HR (Human Resources) is the formal business function that manages employment processes, compliance, and employee administration. People management is a broader concept that includes how managers lead, motivate, and develop their teams day-to-day. In practice, HR sets the framework and policies, while people management is how those policies are applied by line managers throughout the organisation.

What qualifications do you need to work in HR?

In the UK, there's no legal requirement for HR professionals to hold specific qualifications, but CIPD (Chartered Institute of Personnel and Development) qualifications are the industry standard. CIPD offers three levels: Foundation Certificate (Level 3), Associate Diploma (Level 5), and Advanced Diploma (Level 7). Many HR professionals also hold degrees in business, psychology, or law.

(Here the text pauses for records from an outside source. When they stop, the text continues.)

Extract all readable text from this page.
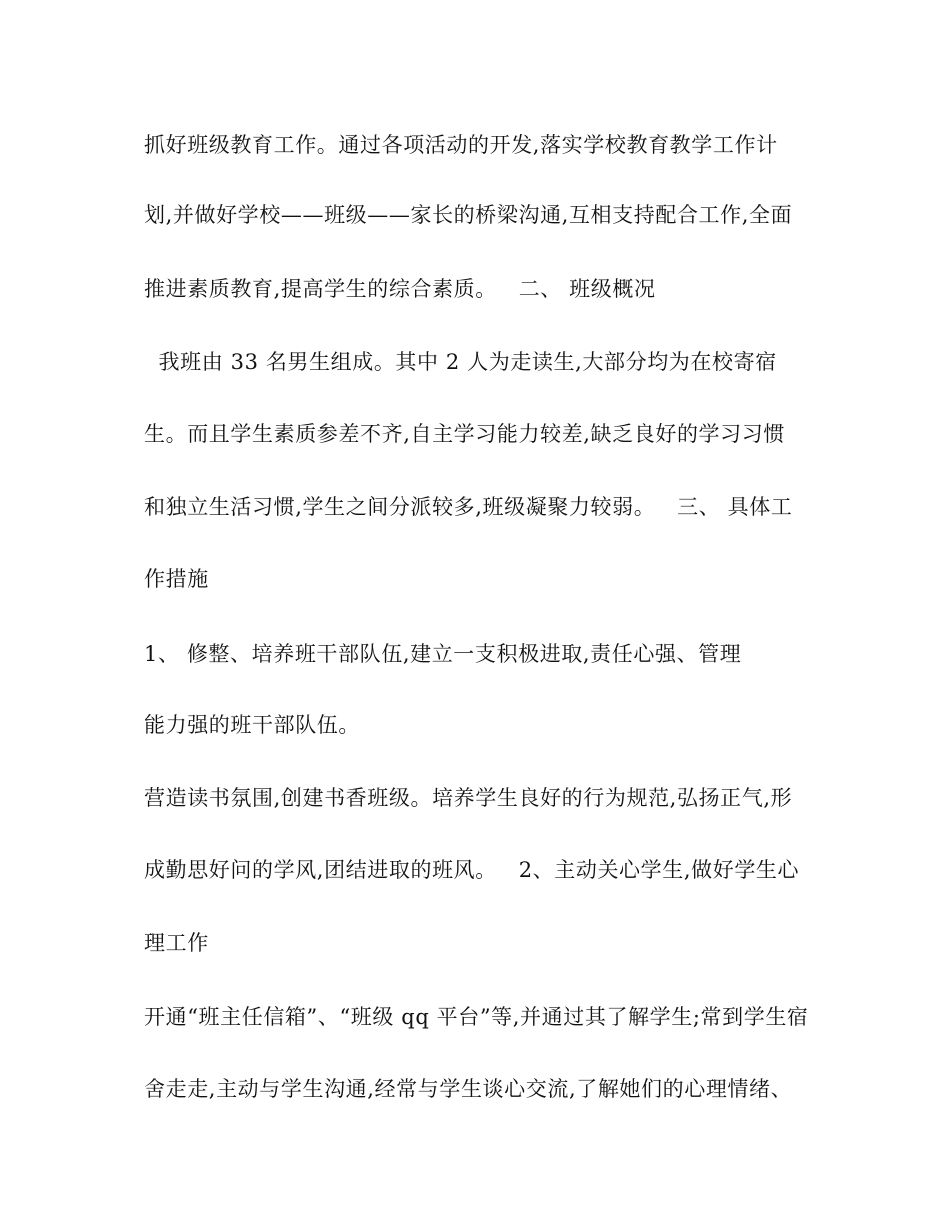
抓好班级教育工作。通过各项活动的开发,落实学校教育教学工作计
划,并做好学校——班级——家长的桥梁沟通,互相支持配合工作,全面
推进素质教育,提高学生的综合素质。   二、 班级概况
我班由 33 名男生组成。其中 2 人为走读生,大部分均为在校寄宿
生。而且学生素质参差不齐,自主学习能力较差,缺乏良好的学习习惯
和独立生活习惯,学生之间分派较多,班级凝聚力较弱。   三、 具体工
作措施
1、 修整、培养班干部队伍,建立一支积极进取,责任心强、管理
能力强的班干部队伍。
营造读书氛围,创建书香班级。培养学生良好的行为规范,弘扬正气,形
成勤思好问的学风,团结进取的班风。   2、主动关心学生,做好学生心
理工作
开通“班主任信箱”、“班级 qq 平台”等,并通过其了解学生;常到学生宿
舍走走,主动与学生沟通,经常与学生谈心交流,了解她们的心理情绪、
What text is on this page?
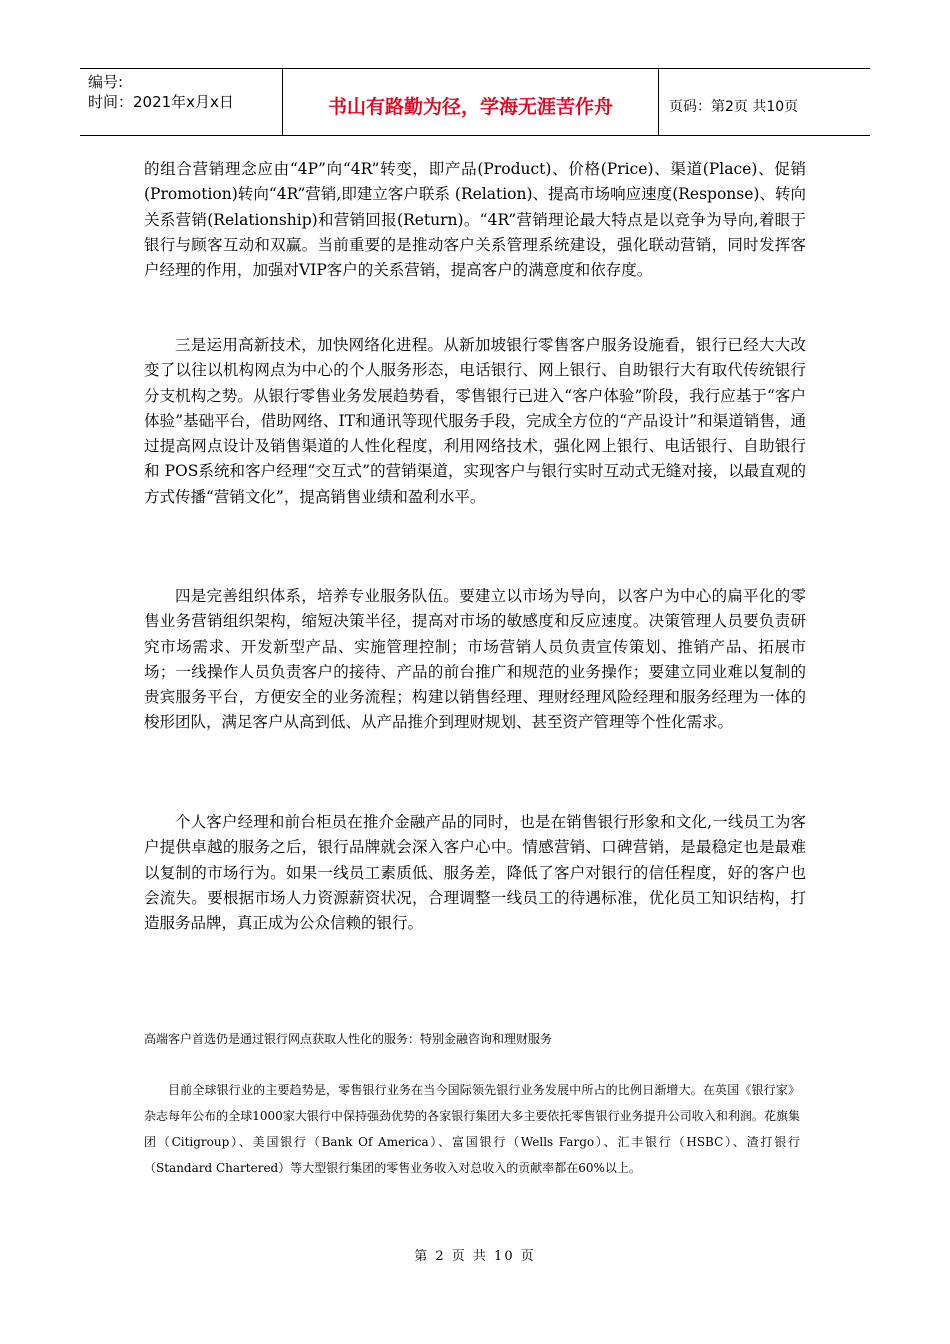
编号:
时间：2021年x月x日	书山有路勤为径，学海无涯苦作舟	页码：第2页 共10页

的组合营销理念应由“4P”向“4R”转变，即产品(Product)、价格(Price)、渠道(Place)、促销(Promotion)转向“4R”营销,即建立客户联系 (Relation)、提高市场响应速度(Response)、转向关系营销(Relationship)和营销回报(Return)。“4R”营销理论最大特点是以竞争为导向,着眼于银行与顾客互动和双赢。当前重要的是推动客户关系管理系统建设，强化联动营销，同时发挥客户经理的作用，加强对VIP客户的关系营销，提高客户的满意度和依存度。

三是运用高新技术，加快网络化进程。从新加坡银行零售客户服务设施看，银行已经大大改变了以往以机构网点为中心的个人服务形态，电话银行、网上银行、自助银行大有取代传统银行分支机构之势。从银行零售业务发展趋势看，零售银行已进入“客户体验”阶段，我行应基于“客户体验”基础平台，借助网络、IT和通讯等现代服务手段，完成全方位的“产品设计”和渠道销售，通过提高网点设计及销售渠道的人性化程度，利用网络技术，强化网上银行、电话银行、自助银行和 POS系统和客户经理“交互式”的营销渠道，实现客户与银行实时互动式无缝对接，以最直观的方式传播“营销文化”，提高销售业绩和盈利水平。

四是完善组织体系，培养专业服务队伍。要建立以市场为导向，以客户为中心的扁平化的零售业务营销组织架构，缩短决策半径，提高对市场的敏感度和反应速度。决策管理人员要负责研究市场需求、开发新型产品、实施管理控制；市场营销人员负责宣传策划、推销产品、拓展市场；一线操作人员负责客户的接待、产品的前台推广和规范的业务操作；要建立同业难以复制的贵宾服务平台，方便安全的业务流程；构建以销售经理、理财经理风险经理和服务经理为一体的梭形团队，满足客户从高到低、从产品推介到理财规划、甚至资产管理等个性化需求。

个人客户经理和前台柜员在推介金融产品的同时，也是在销售银行形象和文化,一线员工为客户提供卓越的服务之后，银行品牌就会深入客户心中。情感营销、口碑营销，是最稳定也是最难以复制的市场行为。如果一线员工素质低、服务差，降低了客户对银行的信任程度，好的客户也会流失。要根据市场人力资源薪资状况，合理调整一线员工的待遇标准，优化员工知识结构，打造服务品牌，真正成为公众信赖的银行。

高端客户首选仍是通过银行网点获取人性化的服务：特别金融咨询和理财服务

目前全球银行业的主要趋势是，零售银行业务在当今国际领先银行业务发展中所占的比例日渐增大。在英国《银行家》杂志每年公布的全球1000家大银行中保持强劲优势的各家银行集团大多主要依托零售银行业务提升公司收入和利润。花旗集团（Citigroup）、美国银行（Bank Of America）、富国银行（Wells Fargo）、汇丰银行（HSBC）、渣打银行（Standard Chartered）等大型银行集团的零售业务收入对总收入的贡献率都在60%以上。

第 2 页 共 10 页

What is the difference between HRIS, HRMS, and HCM?

HRIS (Human Resource Information System) focuses on core employee data management and record keeping. HRMS (Human Resource Management System) adds payroll, benefits, and workforce management capabilities. HCM (Human Capital Management) is the broadest term, encompassing talent management, succession planning, and strategic workforce planning. In practice, many modern HR platforms blur these boundaries.

How much does HR software cost for a small UK business?

UK HR software typically costs between Β£2 and Β£10 per employee per month, depending on features. Basic plans covering employee records, leave management, and document storage start from around Β£2-3 per employee per month. More comprehensive plans including recruitment, performance management, and advanced reporting typically cost Β£4-8 per employee per month. Most providers offer annual billing discounts.